Many data science problems involve the application of a split-apply-combine pattern, where you break up a big dataset into independent pieces, operate on each piece in isolation and then put all the pieces back together. This crops up in all stages of a data analysis:
- During data preparation, when performing group-wise ranking, standardisation, or normalisation.
- During modelling, when fitting separate models to each group.

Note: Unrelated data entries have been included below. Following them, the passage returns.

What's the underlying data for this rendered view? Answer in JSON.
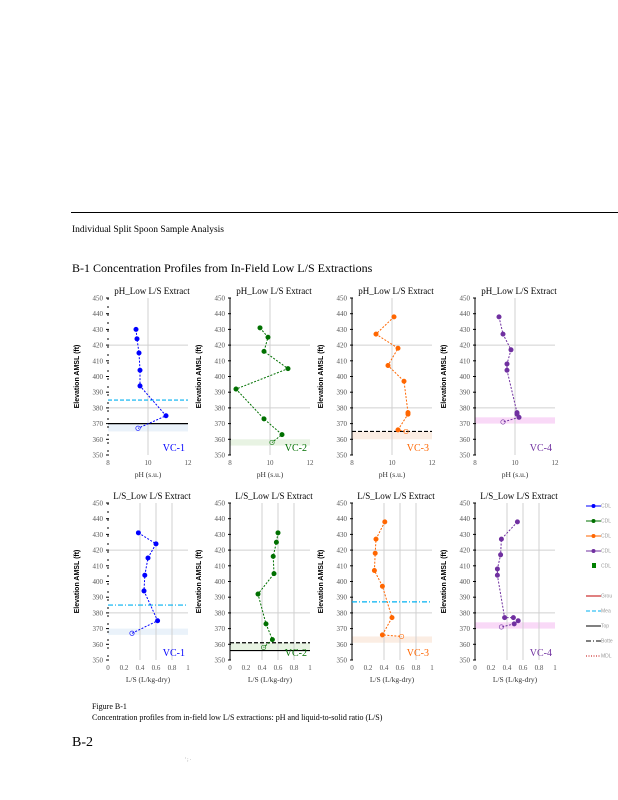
{
  "section_heading": "Individual Split Spoon Sample Analysis",
  "figure_heading": "B-1 Concentration Profiles from In-Field Low L/S Extractions",
  "caption": {
    "label": "Figure B-1",
    "text": "Concentration profiles from in-field low L/S extractions: pH and liquid-to-solid ratio (L/S)"
  },
  "page_number": "B-2",
  "footer_marks": "' ;  ·",
  "legend": [
    {
      "label": "CDL",
      "color": "#0000ff",
      "style": "marker"
    },
    {
      "label": "CDL",
      "color": "#007000",
      "style": "marker"
    },
    {
      "label": "CDL",
      "color": "#ff6600",
      "style": "marker"
    },
    {
      "label": "CDL",
      "color": "#7030a0",
      "style": "marker"
    },
    {
      "label": "CDL",
      "color": "#008000",
      "style": "square"
    },
    {
      "label": "Grou",
      "color": "#c00000",
      "style": "solid"
    },
    {
      "label": "Mea",
      "color": "#00b0f0",
      "style": "dash"
    },
    {
      "label": "Top",
      "color": "#000000",
      "style": "solid"
    },
    {
      "label": "Botte",
      "color": "#000000",
      "style": "dashdot"
    },
    {
      "label": "MDL",
      "color": "#c00000",
      "style": "dot"
    }
  ],
  "chart_data": [
    {
      "type": "line",
      "title": "pH_Low L/S Extract",
      "well": "VC-1",
      "color": "#0000ff",
      "xlabel": "pH (s.u.)",
      "ylabel": "Elevation AMSL (ft)",
      "xlim": [
        8,
        12
      ],
      "xticks": [
        8,
        10,
        12
      ],
      "ylim": [
        350,
        450
      ],
      "points": [
        [
          9.4,
          430
        ],
        [
          9.45,
          424
        ],
        [
          9.55,
          415
        ],
        [
          9.6,
          404
        ],
        [
          9.6,
          394
        ],
        [
          10.9,
          375
        ],
        [
          9.5,
          367
        ]
      ],
      "hlines": [
        {
          "y": 385,
          "color": "#00b0f0",
          "style": "dash"
        },
        {
          "y": 370,
          "color": "#000",
          "style": "solid"
        }
      ],
      "band": [
        365,
        370
      ],
      "band_color": "#eaf2fa"
    },
    {
      "type": "line",
      "title": "pH_Low L/S Extract",
      "well": "VC-2",
      "color": "#007000",
      "xlabel": "pH (s.u.)",
      "ylabel": "Elevation AMSL (ft)",
      "xlim": [
        8,
        12
      ],
      "xticks": [
        8,
        10,
        12
      ],
      "ylim": [
        350,
        450
      ],
      "points": [
        [
          9.5,
          431
        ],
        [
          9.9,
          425
        ],
        [
          9.7,
          416
        ],
        [
          10.9,
          405
        ],
        [
          8.3,
          392
        ],
        [
          9.7,
          373
        ],
        [
          10.6,
          363
        ],
        [
          10.1,
          358
        ]
      ],
      "hlines": [],
      "band": [
        356,
        360
      ],
      "band_color": "#e8f3e3"
    },
    {
      "type": "line",
      "title": "pH_Low L/S Extract",
      "well": "VC-3",
      "color": "#ff6600",
      "xlabel": "pH (s.u.)",
      "ylabel": "Elevation AMSL (ft)",
      "xlim": [
        8,
        12
      ],
      "xticks": [
        8,
        10,
        12
      ],
      "ylim": [
        350,
        450
      ],
      "points": [
        [
          10.1,
          438
        ],
        [
          9.2,
          427
        ],
        [
          10.3,
          418
        ],
        [
          9.8,
          407
        ],
        [
          10.6,
          397
        ],
        [
          10.8,
          377
        ],
        [
          10.8,
          376
        ],
        [
          10.3,
          366
        ],
        [
          10.7,
          365
        ]
      ],
      "hlines": [
        {
          "y": 365,
          "color": "#000",
          "style": "dash"
        }
      ],
      "band": [
        360,
        365
      ],
      "band_color": "#fbede3"
    },
    {
      "type": "line",
      "title": "pH_Low L/S Extract",
      "well": "VC-4",
      "color": "#7030a0",
      "xlabel": "pH (s.u.)",
      "ylabel": "Elevation AMSL (ft)",
      "xlim": [
        8,
        12
      ],
      "xticks": [
        8,
        10,
        12
      ],
      "ylim": [
        350,
        450
      ],
      "points": [
        [
          9.2,
          438
        ],
        [
          9.4,
          427
        ],
        [
          9.8,
          417
        ],
        [
          9.6,
          408
        ],
        [
          9.6,
          404
        ],
        [
          10.1,
          377
        ],
        [
          10.1,
          376
        ],
        [
          10.2,
          374
        ],
        [
          9.4,
          371
        ]
      ],
      "hlines": [],
      "band": [
        370,
        374
      ],
      "band_color": "#f9d9f7"
    },
    {
      "type": "line",
      "title": "L/S_Low L/S Extract",
      "well": "VC-1",
      "color": "#0000ff",
      "xlabel": "L/S (L/kg-dry)",
      "ylabel": "Elevation AMSL (ft)",
      "xlim": [
        0,
        1
      ],
      "xticks": [
        0,
        0.2,
        0.4,
        0.6,
        0.8,
        1
      ],
      "ylim": [
        350,
        450
      ],
      "points": [
        [
          0.38,
          431
        ],
        [
          0.6,
          424
        ],
        [
          0.5,
          415
        ],
        [
          0.46,
          404
        ],
        [
          0.45,
          394
        ],
        [
          0.62,
          375
        ],
        [
          0.3,
          367
        ]
      ],
      "hlines": [
        {
          "y": 385,
          "color": "#00b0f0",
          "style": "dashdot"
        }
      ],
      "band": [
        366,
        370
      ],
      "band_color": "#eaf2fa"
    },
    {
      "type": "line",
      "title": "L/S_Low L/S Extract",
      "well": "VC-2",
      "color": "#007000",
      "xlabel": "L/S (L/kg-dry)",
      "ylabel": "Elevation AMSL (ft)",
      "xlim": [
        0,
        1
      ],
      "xticks": [
        0,
        0.2,
        0.4,
        0.6,
        0.8,
        1
      ],
      "ylim": [
        350,
        450
      ],
      "points": [
        [
          0.6,
          431
        ],
        [
          0.58,
          425
        ],
        [
          0.54,
          416
        ],
        [
          0.55,
          405
        ],
        [
          0.35,
          392
        ],
        [
          0.45,
          373
        ],
        [
          0.53,
          363
        ],
        [
          0.42,
          358
        ]
      ],
      "hlines": [
        {
          "y": 361,
          "color": "#000",
          "style": "dash"
        },
        {
          "y": 356,
          "color": "#000",
          "style": "solid"
        }
      ],
      "band": [
        356,
        361
      ],
      "band_color": "#e8f3e3"
    },
    {
      "type": "line",
      "title": "L/S_Low L/S Extract",
      "well": "VC-3",
      "color": "#ff6600",
      "xlabel": "L/S (L/kg-dry)",
      "ylabel": "Elevation AMSL (ft)",
      "xlim": [
        0,
        1
      ],
      "xticks": [
        0,
        0.2,
        0.4,
        0.6,
        0.8,
        1
      ],
      "ylim": [
        350,
        450
      ],
      "points": [
        [
          0.41,
          438
        ],
        [
          0.3,
          427
        ],
        [
          0.29,
          418
        ],
        [
          0.28,
          407
        ],
        [
          0.38,
          397
        ],
        [
          0.5,
          377
        ],
        [
          0.38,
          366
        ],
        [
          0.62,
          365
        ]
      ],
      "hlines": [
        {
          "y": 387,
          "color": "#00b0f0",
          "style": "dashdot"
        }
      ],
      "band": [
        361,
        365
      ],
      "band_color": "#fbede3"
    },
    {
      "type": "line",
      "title": "L/S_Low L/S Extract",
      "well": "VC-4",
      "color": "#7030a0",
      "xlabel": "L/S (L/kg-dry)",
      "ylabel": "Elevation AMSL (ft)",
      "xlim": [
        0,
        1
      ],
      "xticks": [
        0,
        0.2,
        0.4,
        0.6,
        0.8,
        1
      ],
      "ylim": [
        350,
        450
      ],
      "points": [
        [
          0.53,
          438
        ],
        [
          0.33,
          427
        ],
        [
          0.32,
          417
        ],
        [
          0.28,
          408
        ],
        [
          0.28,
          404
        ],
        [
          0.37,
          377
        ],
        [
          0.48,
          377
        ],
        [
          0.54,
          375
        ],
        [
          0.49,
          373
        ],
        [
          0.33,
          371
        ]
      ],
      "hlines": [],
      "band": [
        370,
        374
      ],
      "band_color": "#f9d9f7"
    }
  ]
}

- During communication, when creating summaries or visualisations for display or analysis.
Python has many tools that make it easy to utilise this strategy when solving data science problems. These range from list and dictionary comprehensions in the language, the map and reduce functions and itertools and functools modules in the standard library to dedicated packages like Pandas, PyToolz, Blaze and Dask.
Explicit recognition of the applicability of the pattern allows one to reuse standard components for the bookkeeping code that handles the splitting and combining of the independent pieces. This allows one to concentrate on the data analysis code that is unique to the problem at hand. Since implicit in the pattern is the independence of the pieces, its applicability immediately implies a strategy for parallelisation which allows one to easily scale one's solution from single core to out-of-core computation on multiple machines, often with only very few changes to the code required.
This talk will introduce the pattern and how to recognise it by presenting some common code blocks. We will then look at some of the tools available, in particular Pandas and PyToolz, demonstrate their use, and discuss their strengths and weaknesses. Finally we'll show how to take a simple analysis and parallelise it to process a dataset that is too large to fit in memory.